Pour mon anniversaire, mon mari m’a offert un bouquet fané pris dans la poubelle : j’ai dû me venger pour ce « magnifique » cadeau 😲😲
Le jour de mon anniversaire, j’ai reçu… un bouquet fané.
— D’où viennent ces fleurs ? — ai-je demandé froidement à mon mari. — De notre poubelle ?

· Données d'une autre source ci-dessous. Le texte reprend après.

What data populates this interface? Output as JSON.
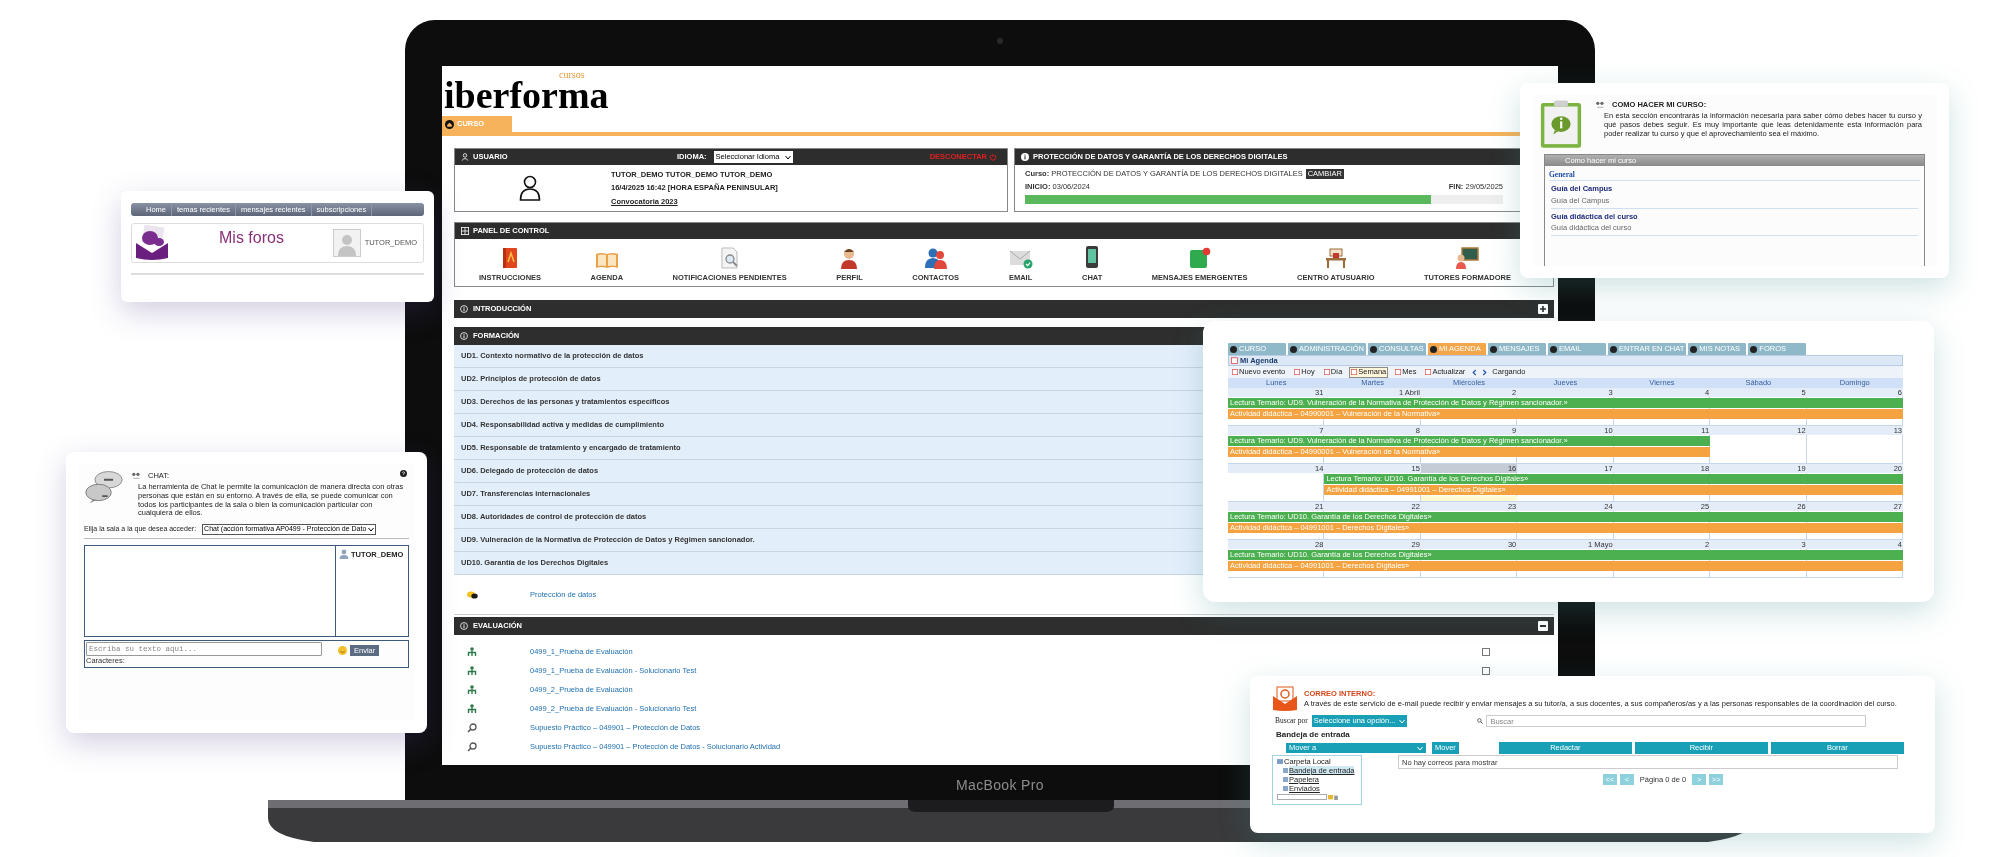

— Et alors ? Quel idiot les a jetées trop tôt. Elles vont tenir encore deux semaines — a-t-il répondu calmement. — Ce sont de belles fleurs…
Je n’en croyais pas mes oreilles.
— Sérieusement ? Tu as décidé de m’offrir des fleurs prises dans la poubelle ? C’est tout ce que je mérite ?
— En fait, ce n’est pas un cadeau pour toi. Je t’ai dit que je n’avais pas l’intention de faire un cadeau. C’est juste pour décorer — a-t-il haussé les épaules.
C’est là que j’ai explosé :
— J’en ai assez de tes économies à tout prix ! Qu’est-ce que tu vas ramener la prochaine fois ? Des restes ? Tu trouves ça normal ?
— Qu’y a-t-il de mal ? Des fleurs restent des fleurs. De plus, elles étaient sur le couvercle de la poubelle, pas dedans — a-t-il remarqué.
Je me suis sentie tellement mal que je n’ai rien dit de plus. Je suis allée dans ma chambre. J’ai pleuré longtemps. Je me suis plainte.
Les fleurs sont restées dans la maison quelques jours, puis il les a lui-même jetées, là d’où il les avait prises.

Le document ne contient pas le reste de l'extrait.